人外カフェ
最近できたという話題の店に仕事で訪れた男性俳優は驚愕した。
「おかえりなさいませ、旦那様。」
そんなオタク向けカフェのお決まり台詞で出迎えてきたのは、鳥頭の執事だった。
「タカ?」
「ワシです。」
「えー、というわけで。いくつか質問をしていきたいのですが、よろしいでしょうか。」
「はい。私でよろしければ。」
鳥頭ことワシ男は、どうやってできてるのか謎の羽根の手で器用にティーカップを置いて茶を注いでいく。
それにしてもよくできている。
まわりには他にも着ぐるみや紙袋被りににテレビ頭と、多種多様な従業員がいた。
統一感があるようでない、カオスだ。
軽く話は聞いていたが、こうして実際に来てみるとかなり異質な空間だった。
「いろんな方がいますね。」
「人の顔でなければ良いという基準なので、ヘルメットや狐面の方もいますよ。尻尾をつけたりと凝った人もいますが。」
あなたの頭や羽も相当凝ってると思いますが。
「凝った人もいるということは、個人で準備してるんですか?」
「一応店にもいろいろ置いてますが大半は自前、といったところでしょうかねぇ。」
意味ありげにワシ男はそう言った。
この中に本物の人外がいるとでも?いや、あくまでも17才です!と頑なカフェもあるのだし、そういう設定を突き通したいのかもしれない。

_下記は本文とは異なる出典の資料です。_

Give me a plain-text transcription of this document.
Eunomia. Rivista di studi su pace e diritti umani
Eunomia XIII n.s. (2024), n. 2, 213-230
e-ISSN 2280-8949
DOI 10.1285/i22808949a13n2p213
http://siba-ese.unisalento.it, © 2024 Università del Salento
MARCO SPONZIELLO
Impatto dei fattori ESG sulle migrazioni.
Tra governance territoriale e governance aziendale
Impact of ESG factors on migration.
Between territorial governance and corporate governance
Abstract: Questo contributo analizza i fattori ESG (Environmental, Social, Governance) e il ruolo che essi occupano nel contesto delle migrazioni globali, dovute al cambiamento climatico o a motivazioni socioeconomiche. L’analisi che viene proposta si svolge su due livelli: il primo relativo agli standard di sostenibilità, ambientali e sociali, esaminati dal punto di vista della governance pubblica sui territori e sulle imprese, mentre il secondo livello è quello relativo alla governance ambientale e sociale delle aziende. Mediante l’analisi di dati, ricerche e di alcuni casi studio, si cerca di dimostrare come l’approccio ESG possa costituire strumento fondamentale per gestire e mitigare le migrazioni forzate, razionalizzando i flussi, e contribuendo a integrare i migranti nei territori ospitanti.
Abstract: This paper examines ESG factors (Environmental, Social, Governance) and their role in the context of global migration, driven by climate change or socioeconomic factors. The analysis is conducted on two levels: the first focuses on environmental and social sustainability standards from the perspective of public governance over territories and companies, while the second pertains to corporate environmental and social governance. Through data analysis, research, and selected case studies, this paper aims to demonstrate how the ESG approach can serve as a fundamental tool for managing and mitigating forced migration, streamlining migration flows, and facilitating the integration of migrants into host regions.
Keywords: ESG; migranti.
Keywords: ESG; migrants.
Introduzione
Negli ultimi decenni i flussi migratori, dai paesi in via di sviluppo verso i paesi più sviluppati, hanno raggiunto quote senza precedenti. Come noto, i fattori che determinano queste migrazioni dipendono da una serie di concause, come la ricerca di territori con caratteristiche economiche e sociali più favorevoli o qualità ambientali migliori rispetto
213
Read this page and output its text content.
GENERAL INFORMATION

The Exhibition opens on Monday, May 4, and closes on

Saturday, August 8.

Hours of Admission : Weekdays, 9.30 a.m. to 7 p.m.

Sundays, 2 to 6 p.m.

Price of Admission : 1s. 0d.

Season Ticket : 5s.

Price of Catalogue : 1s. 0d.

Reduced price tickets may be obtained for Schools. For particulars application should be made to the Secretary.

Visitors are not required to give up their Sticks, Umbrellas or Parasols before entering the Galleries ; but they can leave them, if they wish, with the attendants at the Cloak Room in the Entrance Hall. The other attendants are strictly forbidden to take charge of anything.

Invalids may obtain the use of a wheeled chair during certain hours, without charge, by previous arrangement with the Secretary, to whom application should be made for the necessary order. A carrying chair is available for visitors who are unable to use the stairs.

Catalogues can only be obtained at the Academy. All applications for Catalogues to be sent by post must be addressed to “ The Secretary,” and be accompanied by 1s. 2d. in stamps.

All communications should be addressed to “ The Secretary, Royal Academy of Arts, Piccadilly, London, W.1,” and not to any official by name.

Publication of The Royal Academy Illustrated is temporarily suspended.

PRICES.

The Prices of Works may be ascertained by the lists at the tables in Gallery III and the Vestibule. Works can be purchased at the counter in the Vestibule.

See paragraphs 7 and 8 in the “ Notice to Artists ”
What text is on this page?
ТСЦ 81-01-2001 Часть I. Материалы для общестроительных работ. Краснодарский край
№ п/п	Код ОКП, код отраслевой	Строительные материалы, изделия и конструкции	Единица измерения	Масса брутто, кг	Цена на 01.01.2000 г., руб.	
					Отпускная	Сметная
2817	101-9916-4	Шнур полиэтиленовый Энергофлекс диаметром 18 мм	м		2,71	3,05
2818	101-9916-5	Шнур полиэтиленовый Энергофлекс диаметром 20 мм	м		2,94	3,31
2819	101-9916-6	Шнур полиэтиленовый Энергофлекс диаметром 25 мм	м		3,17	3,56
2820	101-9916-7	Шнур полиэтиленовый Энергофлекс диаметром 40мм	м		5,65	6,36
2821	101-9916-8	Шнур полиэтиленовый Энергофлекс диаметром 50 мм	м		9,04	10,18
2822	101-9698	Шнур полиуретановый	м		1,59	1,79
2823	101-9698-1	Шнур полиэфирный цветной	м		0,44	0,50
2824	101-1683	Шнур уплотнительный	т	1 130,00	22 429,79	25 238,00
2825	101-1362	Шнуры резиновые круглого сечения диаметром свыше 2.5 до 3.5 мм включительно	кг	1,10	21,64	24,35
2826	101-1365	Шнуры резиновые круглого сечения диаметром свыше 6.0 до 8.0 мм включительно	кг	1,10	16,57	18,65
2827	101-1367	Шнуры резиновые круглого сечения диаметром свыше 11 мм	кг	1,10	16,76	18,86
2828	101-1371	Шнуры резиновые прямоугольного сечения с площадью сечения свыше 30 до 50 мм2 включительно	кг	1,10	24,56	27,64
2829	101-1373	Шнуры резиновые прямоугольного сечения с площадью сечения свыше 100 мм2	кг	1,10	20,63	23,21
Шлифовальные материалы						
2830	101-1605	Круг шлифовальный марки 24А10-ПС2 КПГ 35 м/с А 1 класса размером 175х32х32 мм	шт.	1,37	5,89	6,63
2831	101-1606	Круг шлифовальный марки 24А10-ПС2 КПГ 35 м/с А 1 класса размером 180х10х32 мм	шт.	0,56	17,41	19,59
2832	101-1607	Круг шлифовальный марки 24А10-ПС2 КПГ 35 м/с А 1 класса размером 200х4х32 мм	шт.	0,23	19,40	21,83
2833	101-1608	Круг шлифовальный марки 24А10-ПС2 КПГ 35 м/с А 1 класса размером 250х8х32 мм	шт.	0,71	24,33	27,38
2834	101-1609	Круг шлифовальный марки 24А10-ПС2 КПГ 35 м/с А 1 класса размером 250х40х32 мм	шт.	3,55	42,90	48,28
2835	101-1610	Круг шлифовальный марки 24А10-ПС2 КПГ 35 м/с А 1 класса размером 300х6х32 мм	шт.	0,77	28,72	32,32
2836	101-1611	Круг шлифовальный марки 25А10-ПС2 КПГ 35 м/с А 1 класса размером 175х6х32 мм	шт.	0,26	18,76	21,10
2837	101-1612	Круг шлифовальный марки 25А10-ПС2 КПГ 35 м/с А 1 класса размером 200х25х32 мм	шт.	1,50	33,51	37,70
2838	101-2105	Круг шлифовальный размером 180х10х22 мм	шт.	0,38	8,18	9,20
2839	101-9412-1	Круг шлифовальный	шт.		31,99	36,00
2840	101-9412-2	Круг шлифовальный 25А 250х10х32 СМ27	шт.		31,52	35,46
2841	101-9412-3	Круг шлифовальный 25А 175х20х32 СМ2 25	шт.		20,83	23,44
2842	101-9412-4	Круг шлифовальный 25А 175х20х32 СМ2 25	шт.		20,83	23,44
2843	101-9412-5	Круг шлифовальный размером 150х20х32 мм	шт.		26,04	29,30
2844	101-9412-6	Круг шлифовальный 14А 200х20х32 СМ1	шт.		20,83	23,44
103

「ですが、よくこんなマイナーなジャンルに踏み込みましたね。お客は来るのですか?」
「ふふ、たしかに少ないかもしれませんが需要はなくはないですよ。それにマイナーだからこそ来てくれる客も多いというものです。」
「では、そういうのを好む客が多いのですか?」
「いえ、これがさまざまなのですよ。たしかに人外を求める方もいますが、物珍しさに来る方もいます。なにより顔色を伺う必要がないのが好まれると言ってくださるお客様もおりました。」
「なるほど。」
「逆に言えば、こちらが雇う従業員も顔に拘る必要がないということですね。やる気さえあれば誰でも歓迎いたします。」
「ほう。」
たしかにそれは便利だ。体型も、キグルミなら気にすることもないだろう。
中には執事服がかっこいいすごいラインの良い体型の帽子頭もいるが。
「はい、これで終了になります。お疲れ様でしたー。」
スタッフに誘導され、一息つく。
飲んだ缶珈琲より、あそこの茶が旨かった。
正直、最近疲れている。仕事が少ないから探すのとか苦労してるし、芸能人だとバレると騒がれるし。
「お疲れ様です。」
最後の挨拶に、先ほどのワシ男がでてきた。いつまでかぶっているのだろう。
「よろしければ、またお越しくださいね。いつでもお待ちしています。」
そう言うと、立ち去るワシ男。
気のせいだろうか。ウインクをしたように見えた。
、、、仕掛けか?
もらった紙を見ながら、深く考え込んだ。気にせず働ける求めていたものだった。
そして翌日、再び訪れることになる。
「お待ちしておりました。」
すべてをお見通しだったかのような態度で、ワシ男は狼の被り物を手渡した。
「あなた様にはそちらがお似合いかと。いかがですか?」
「あぁ、それでいい。」
こいつに渡された紙はアルバイトについての募集と仕事内容や給料のチラシだった。
顔が見えなきゃ相手にばれることはないだろう。
そう、これは芸能人でも気にせず働ける、まさに求めていたものだった。
慣れてないから挑戦にもなるが、悪くない。
従業員が出揃い、開店となった。